[extropy-chat] Prime Directive

Heartland velvethum at hotmail.com
Fri Oct 27 21:33:04 UTC 2006


Jef Allbright:
"But since we're on the topic, let me ask AB then:  Would you rather
maximize your pleasure or maximize the promotion of your values?  You
might respond that you would choose to maximize your pleasure by means
that include promotion of your values, but if that were the case, I
would then ask whether you wouldn't better maximize your pleasure via IV
drip in some secluded room for as long as possible.  Such a line of
thought leads inexorably to the absurdity of being dead in order to
avoid suffering."

I'm having hard time seeing the absurdity here and how the last sentence follows 
from the rest of the paragraph. Is there something wrong with choosing death in 
order to avoid suffering?

More importantly, the above implies that promotion of values is somehow more 
important than ability to experience them. It suggests that values could exist in 
absence of experience, that is, they could still exist even with all the humans in 
the world wiped out.

Ability to experience values has priority over values as values cannot exist 
without the ability to experience them.


Jef Allbright:
"Regarding consciousness, you have no way of measuring whether anyone is
conscious.  We all could be zombies but behave exactly the same.
Occam's razor implies that all have consciousness similar to your own,
but in any case you have absolutely no access to others subjective
experience. So how is consciousness relevant to your decision-making?"

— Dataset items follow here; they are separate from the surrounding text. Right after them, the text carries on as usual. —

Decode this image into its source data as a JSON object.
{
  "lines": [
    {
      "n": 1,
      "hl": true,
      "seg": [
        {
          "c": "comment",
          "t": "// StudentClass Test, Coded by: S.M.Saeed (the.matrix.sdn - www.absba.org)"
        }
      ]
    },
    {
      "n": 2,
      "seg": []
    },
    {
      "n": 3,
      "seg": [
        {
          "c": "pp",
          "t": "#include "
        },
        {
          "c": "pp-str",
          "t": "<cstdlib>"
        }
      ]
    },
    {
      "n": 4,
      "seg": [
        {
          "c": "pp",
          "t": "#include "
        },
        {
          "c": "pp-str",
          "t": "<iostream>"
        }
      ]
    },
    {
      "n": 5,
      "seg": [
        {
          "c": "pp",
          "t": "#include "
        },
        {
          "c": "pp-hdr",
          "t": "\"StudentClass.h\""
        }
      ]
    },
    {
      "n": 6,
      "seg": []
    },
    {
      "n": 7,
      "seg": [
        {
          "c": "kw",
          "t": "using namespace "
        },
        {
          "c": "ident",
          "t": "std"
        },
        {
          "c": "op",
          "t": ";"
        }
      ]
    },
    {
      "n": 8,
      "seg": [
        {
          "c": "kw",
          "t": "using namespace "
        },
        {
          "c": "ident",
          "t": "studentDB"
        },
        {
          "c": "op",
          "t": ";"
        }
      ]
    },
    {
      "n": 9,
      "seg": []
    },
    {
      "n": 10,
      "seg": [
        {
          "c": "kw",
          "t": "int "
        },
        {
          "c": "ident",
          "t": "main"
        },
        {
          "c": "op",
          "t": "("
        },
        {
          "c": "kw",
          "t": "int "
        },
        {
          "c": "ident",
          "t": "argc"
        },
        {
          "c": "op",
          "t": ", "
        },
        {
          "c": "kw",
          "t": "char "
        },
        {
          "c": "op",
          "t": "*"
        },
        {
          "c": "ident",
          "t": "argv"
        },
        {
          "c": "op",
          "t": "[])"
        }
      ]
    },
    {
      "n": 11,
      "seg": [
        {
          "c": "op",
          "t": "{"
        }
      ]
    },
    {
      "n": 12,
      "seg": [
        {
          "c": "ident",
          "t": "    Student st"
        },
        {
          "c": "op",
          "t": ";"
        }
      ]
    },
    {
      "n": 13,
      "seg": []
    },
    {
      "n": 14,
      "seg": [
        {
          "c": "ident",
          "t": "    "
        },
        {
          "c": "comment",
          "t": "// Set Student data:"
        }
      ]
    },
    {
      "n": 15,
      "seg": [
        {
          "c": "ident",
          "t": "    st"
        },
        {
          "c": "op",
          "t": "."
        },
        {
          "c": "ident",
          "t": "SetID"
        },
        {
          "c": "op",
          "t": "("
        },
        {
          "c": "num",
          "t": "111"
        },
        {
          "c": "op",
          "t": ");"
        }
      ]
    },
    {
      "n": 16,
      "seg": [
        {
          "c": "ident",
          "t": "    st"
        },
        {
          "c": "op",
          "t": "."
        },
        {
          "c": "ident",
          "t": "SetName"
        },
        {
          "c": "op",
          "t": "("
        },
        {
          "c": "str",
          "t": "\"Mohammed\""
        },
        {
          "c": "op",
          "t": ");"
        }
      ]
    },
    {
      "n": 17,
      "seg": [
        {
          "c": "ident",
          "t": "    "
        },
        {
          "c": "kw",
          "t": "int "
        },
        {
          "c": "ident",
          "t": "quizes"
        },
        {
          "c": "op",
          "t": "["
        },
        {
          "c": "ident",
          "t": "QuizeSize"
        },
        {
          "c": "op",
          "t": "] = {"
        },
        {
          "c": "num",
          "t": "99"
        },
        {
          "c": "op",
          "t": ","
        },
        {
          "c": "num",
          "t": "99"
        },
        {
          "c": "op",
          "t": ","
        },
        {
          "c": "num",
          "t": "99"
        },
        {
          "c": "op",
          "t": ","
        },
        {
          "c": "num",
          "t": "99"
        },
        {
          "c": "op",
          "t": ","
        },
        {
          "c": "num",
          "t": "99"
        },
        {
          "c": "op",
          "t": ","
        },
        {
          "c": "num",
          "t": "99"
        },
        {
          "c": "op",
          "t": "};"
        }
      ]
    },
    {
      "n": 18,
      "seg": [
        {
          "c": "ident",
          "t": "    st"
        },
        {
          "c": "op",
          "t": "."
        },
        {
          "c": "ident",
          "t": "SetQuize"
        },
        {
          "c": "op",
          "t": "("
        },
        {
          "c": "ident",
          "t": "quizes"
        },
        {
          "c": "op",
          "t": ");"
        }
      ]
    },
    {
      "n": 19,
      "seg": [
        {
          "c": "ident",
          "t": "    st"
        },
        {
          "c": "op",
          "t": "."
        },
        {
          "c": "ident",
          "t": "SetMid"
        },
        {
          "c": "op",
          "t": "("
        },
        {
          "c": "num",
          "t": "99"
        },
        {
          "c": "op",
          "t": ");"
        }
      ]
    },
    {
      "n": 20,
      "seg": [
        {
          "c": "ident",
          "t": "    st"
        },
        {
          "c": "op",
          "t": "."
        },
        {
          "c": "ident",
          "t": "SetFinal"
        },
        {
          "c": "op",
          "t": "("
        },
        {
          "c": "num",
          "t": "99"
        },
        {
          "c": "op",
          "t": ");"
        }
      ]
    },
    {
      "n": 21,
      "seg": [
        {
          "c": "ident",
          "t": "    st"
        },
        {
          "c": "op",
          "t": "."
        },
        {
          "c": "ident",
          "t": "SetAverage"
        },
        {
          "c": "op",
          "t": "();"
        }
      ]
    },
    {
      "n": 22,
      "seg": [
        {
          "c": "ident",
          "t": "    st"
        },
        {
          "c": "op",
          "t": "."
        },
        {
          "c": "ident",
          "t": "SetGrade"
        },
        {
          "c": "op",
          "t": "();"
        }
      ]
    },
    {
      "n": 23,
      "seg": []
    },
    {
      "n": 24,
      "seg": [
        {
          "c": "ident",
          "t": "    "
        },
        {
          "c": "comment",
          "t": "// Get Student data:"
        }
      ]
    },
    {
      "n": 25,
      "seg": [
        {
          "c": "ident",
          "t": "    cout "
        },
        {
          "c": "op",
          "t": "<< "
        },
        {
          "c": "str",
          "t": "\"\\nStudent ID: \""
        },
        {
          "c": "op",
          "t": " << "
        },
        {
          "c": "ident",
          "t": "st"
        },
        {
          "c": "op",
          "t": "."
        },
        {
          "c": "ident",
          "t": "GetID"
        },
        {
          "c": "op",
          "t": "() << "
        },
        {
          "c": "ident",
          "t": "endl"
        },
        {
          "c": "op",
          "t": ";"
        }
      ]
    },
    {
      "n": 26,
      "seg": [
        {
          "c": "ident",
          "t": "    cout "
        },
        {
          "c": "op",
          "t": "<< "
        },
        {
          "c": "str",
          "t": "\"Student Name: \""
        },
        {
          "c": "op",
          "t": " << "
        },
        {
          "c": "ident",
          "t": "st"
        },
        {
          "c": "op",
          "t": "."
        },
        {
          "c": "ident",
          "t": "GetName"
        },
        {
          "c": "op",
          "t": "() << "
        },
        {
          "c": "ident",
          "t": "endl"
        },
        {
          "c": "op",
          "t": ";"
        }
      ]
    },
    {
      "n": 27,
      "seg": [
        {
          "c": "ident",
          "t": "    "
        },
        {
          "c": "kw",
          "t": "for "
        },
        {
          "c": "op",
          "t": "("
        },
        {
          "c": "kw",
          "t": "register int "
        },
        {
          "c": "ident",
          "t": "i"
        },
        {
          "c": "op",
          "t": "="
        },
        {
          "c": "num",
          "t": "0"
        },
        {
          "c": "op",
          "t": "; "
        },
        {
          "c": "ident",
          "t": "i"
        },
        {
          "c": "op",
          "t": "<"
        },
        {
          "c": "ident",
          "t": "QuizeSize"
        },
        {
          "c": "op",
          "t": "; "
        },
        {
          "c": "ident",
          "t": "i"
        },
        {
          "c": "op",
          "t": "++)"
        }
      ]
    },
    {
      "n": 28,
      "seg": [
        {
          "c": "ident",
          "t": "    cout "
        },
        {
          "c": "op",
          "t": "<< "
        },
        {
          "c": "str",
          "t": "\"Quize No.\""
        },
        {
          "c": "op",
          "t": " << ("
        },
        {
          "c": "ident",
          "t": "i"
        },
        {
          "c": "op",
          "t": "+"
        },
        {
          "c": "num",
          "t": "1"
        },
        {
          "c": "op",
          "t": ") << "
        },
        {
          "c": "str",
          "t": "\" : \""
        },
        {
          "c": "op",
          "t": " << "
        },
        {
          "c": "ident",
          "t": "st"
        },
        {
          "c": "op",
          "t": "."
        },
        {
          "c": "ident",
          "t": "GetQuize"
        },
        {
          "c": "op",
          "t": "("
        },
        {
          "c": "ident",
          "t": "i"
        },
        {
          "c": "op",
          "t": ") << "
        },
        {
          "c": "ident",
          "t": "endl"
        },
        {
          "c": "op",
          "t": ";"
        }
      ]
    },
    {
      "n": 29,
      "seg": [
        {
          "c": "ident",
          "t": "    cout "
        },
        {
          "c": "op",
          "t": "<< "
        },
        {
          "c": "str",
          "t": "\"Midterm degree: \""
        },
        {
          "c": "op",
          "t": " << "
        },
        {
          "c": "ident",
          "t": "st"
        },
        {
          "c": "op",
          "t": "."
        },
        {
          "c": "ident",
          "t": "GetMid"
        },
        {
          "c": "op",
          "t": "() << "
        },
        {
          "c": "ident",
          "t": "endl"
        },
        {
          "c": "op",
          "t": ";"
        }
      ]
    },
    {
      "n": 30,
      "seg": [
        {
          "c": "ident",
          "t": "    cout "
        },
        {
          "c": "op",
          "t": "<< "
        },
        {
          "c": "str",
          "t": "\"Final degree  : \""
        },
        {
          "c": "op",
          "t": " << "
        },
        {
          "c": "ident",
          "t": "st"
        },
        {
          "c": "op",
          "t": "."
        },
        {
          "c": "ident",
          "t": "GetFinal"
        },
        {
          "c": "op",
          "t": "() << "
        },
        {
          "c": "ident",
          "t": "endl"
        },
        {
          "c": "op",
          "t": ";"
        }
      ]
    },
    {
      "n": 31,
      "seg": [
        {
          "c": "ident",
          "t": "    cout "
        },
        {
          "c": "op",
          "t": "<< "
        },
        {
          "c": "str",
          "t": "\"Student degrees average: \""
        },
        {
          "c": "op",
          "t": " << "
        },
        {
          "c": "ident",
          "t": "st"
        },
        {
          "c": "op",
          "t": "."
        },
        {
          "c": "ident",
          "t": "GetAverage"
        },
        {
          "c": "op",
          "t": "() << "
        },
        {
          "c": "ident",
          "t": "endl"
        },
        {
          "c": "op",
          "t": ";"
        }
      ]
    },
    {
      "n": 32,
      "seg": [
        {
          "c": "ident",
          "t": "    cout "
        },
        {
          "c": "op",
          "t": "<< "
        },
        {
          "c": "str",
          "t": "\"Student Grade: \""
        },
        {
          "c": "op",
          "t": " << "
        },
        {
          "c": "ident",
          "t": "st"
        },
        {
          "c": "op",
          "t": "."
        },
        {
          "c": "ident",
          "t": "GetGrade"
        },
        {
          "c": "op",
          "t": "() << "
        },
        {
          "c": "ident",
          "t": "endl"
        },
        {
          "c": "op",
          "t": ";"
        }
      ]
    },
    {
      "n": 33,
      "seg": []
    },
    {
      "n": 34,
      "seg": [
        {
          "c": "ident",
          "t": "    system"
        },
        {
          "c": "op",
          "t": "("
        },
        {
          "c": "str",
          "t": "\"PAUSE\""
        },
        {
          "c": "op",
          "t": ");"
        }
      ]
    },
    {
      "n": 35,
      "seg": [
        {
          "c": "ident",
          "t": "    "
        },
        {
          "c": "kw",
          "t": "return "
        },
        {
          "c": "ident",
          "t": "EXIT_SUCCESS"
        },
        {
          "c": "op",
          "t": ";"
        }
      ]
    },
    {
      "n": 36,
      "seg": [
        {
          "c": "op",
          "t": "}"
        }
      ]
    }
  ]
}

How is decision-making relevant to consciousness? Anyway, "consciousness" is a very 
messy word that could mean a lot of things. In order to have a discussion people 
have to synch their referents for the all the terms used during a discussion first. 
Otherwise, they will talk past each other.

So, what you call "consciousness" I'd rather replace with "ability to process 
reality/information." This should bring much more clarity to this discussion.


Jef Allbright:
"It might be only a distraction, but I could point out that direct access
to even your own subjective experience is an illusion.  Think distorted
memory, fabricated memory, Libet experiments, etc.  Despite the
assumption of Descartes and others, there is no "you" who has privileged
access to the experience of being you.  If you were to enquire as to
what it's like to be you, you would be querying a physical system that
would respond based on its particular functional characteristics
including its model of the world (with you in it) from the past.
[Recursion, ad infinitum, from the subjective POV]"


I interpret Descartes' "I think therefore I am" strictly as, "I'm able to process 
reality/information therefore I am." That recursion process has plenty of base 
cases to make us feel something instead of nothing. If what you're saying were 
true, you would not be able to understand this sentence because infinite recursion 
would prevent you from *processing* characters on the screen.